簡易檢索 / 詳目顯示

研究生: 蔡文齊
Wen-Chi Tsai
論文名稱: 改善快閃記憶體可靠度之適應性容錯技術
Adaptive Fault-Tolerant Techniques for Improving Reliability of Flash Memory
指導教授: 呂學坤
Shyue-Kung Lu
口試委員: 呂學坤
Shyue-Kung Lu
李進福
Jin-Fu Li
黃樹林
Shu-Lin Hwang
王乃堅
Nai-Jian Wang
洪進華
Jin-Hua Hong
學位類別: 碩士
Master
系所名稱: 電資學院 - 電機工程系
Department of Electrical Engineering
論文出版年: 2018
畢業學年度: 106
語文別: 中文
論文頁數: 80
中文關鍵詞: 快閃記憶體容錯錯誤更正碼良率可靠度
外文關鍵詞: Flash memory, Fault tolerance, Error correction codes, Yield, Reliability
相關次數: 點閱:331下載:41
分享至:
查詢本校圖書館目錄 查詢臺灣博碩士論文知識加值系統 勘誤回報
  • 由於快閃記憶體具有高效能、低功耗與較好的抗震能力等特點,它被廣泛使用在筆記型電腦、手機、固態硬碟等消費性電子產品上。快閃記憶體利用儲存在浮閘上的電子數量多寡來儲存資料,而隨著製程與技術的進步,快閃記憶體一個細胞能儲存的位元數越來越多,使其雜訊邊界縮小,導致隨著細胞抹寫次數 (P/E Cycle) 的上升,記憶體的可靠度與耐久度嚴重下降。

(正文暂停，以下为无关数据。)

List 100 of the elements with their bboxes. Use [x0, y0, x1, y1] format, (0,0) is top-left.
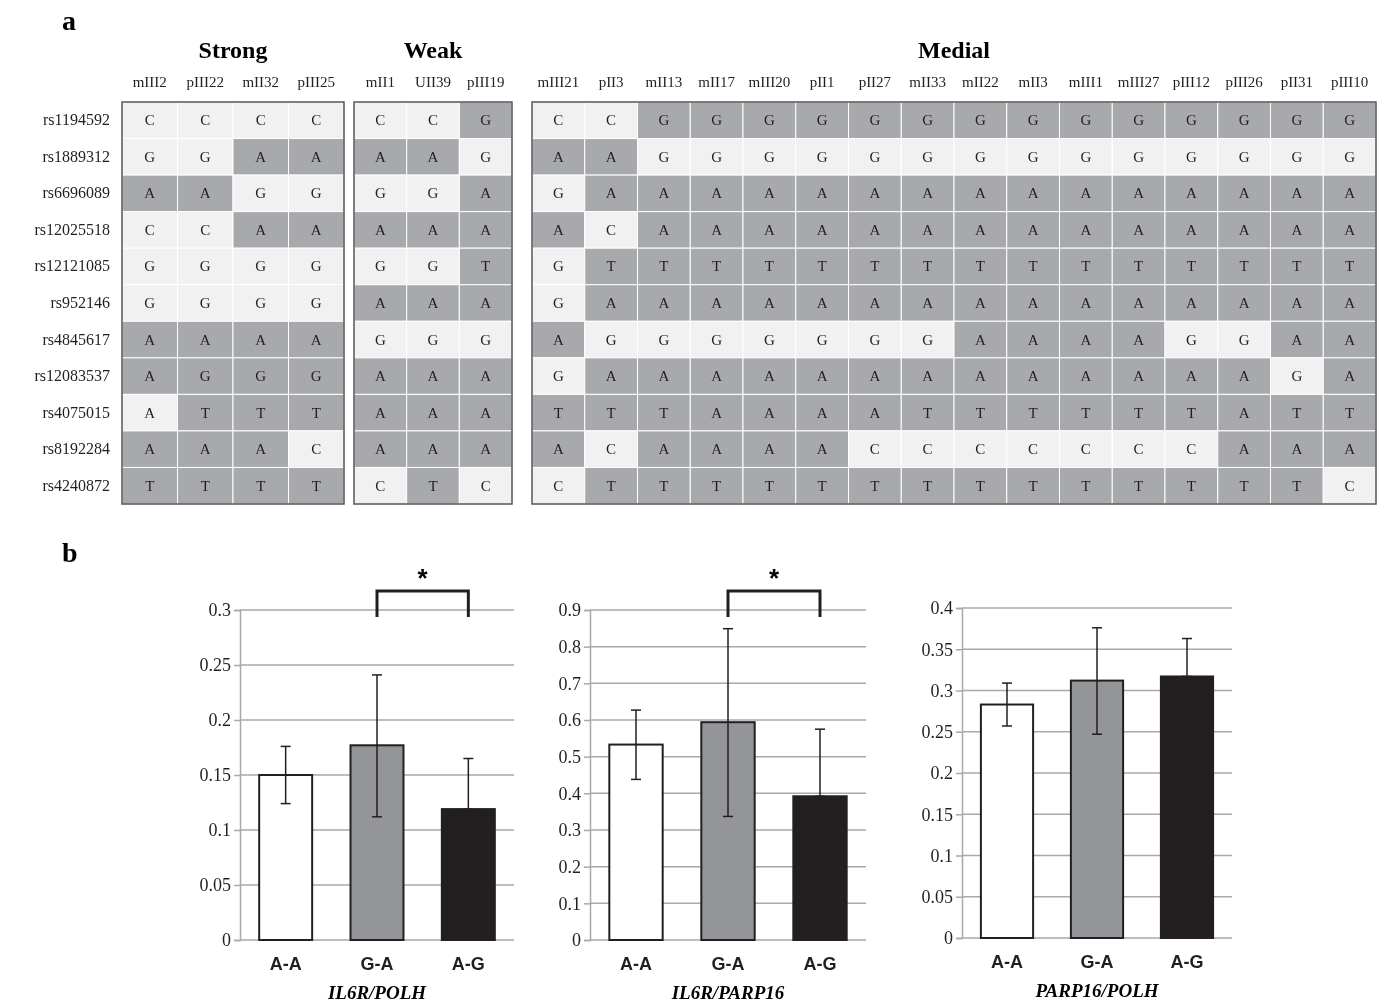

最常被用來解決這個問題的方法為使用錯誤更正碼技術,錯誤更正碼能有效對付快閃記憶體主要的故障:永久性故障與干擾性故障,但快閃記憶體不支援相同位置資料更新 (In-Place Update),因此編碼字內的故障數會隨時間累積,當一個編碼字內的故障數量超過其保護能力範圍時,該編碼字就無法被修復。
    因此,本論文提出適應性錯誤容忍技術來解決這些問題,本技術主要的想法為在錯誤更正碼保護能力固定的情況下,我們提出修正餘度 (Correction Slack) 的概念,藉由計算錯誤更正碼剩餘修復能力的數量,只針對錯誤更正碼剩餘修正能力較低的編碼字,藉由記錄錯誤位置進行額外保護,並設定累積錯誤數已超過 ECC 保護能力的編碼字所在的頁為關鍵頁,對其進行定期的虛擬錯誤刷除,以防止故障累積超過其保護能力而無法被修復。
    本研究實現了適應性錯誤容忍技術的硬體電路,並在一個128 MB 的快閃記憶體上分析了本方法的修復率、良率、可靠度以及硬體成本。根據實驗的結果,在配備 48 組 CAM 欄位、編碼字長度為 256 位元時,我們的修復率相較只使用錯誤更正碼提升達 32%,在較差的情況下良率也能維持在 93 % 以上,可靠度亦能在 106 小時後維持 91% 的水準,而所使用的硬體成本相較整個快閃記憶體只要0.12 % 以下。


    Due to the inherent features of high performance, low power consumption and shock resistance, flash memories are widely used in consumer products such as notebooks, smart phones, SSDs, and so on. The data stored in a flash memory cell is determined by the number of charges programmed on its floating gate. Since the number of bits can be stored in a single cell keeps increasing continuously, the noise margin on each Vth level of the multiple-level cells shrinks significantly. This will then lead to reliability and endurance issues when the program and erase counts increase. To solve this problem, the most popularly used technique is error correction code (ECC). ECC can effectively conquer the main fault types of flash memories, including permanent faults and disturb faults. However flash memories don’t support in-place update. Therefore, we cannot correct the stored data within the flash memory cell. When the number of faulty bits in a codeword exceeds the ECC correction capacity, this codeword cannot be corrected successfully.
    Therefore, this thesis proposes adaptive fault tolerant techniques to solve this problem. The main idea is to introduce the concept of correction slack, which means the remaining ECC correction capacity. Our techniques only protect the codeword with less correction slack by recording the error locations determined by the ECC decoding circuitry. If a page containing a codeword with correction slack less than or equal to 0, this page will be marked as a critical page. To prevent the accumulation of faulty bits and then cause fail repair, we also propose virtual scrubbing technique which scrubs faulty bits periodically.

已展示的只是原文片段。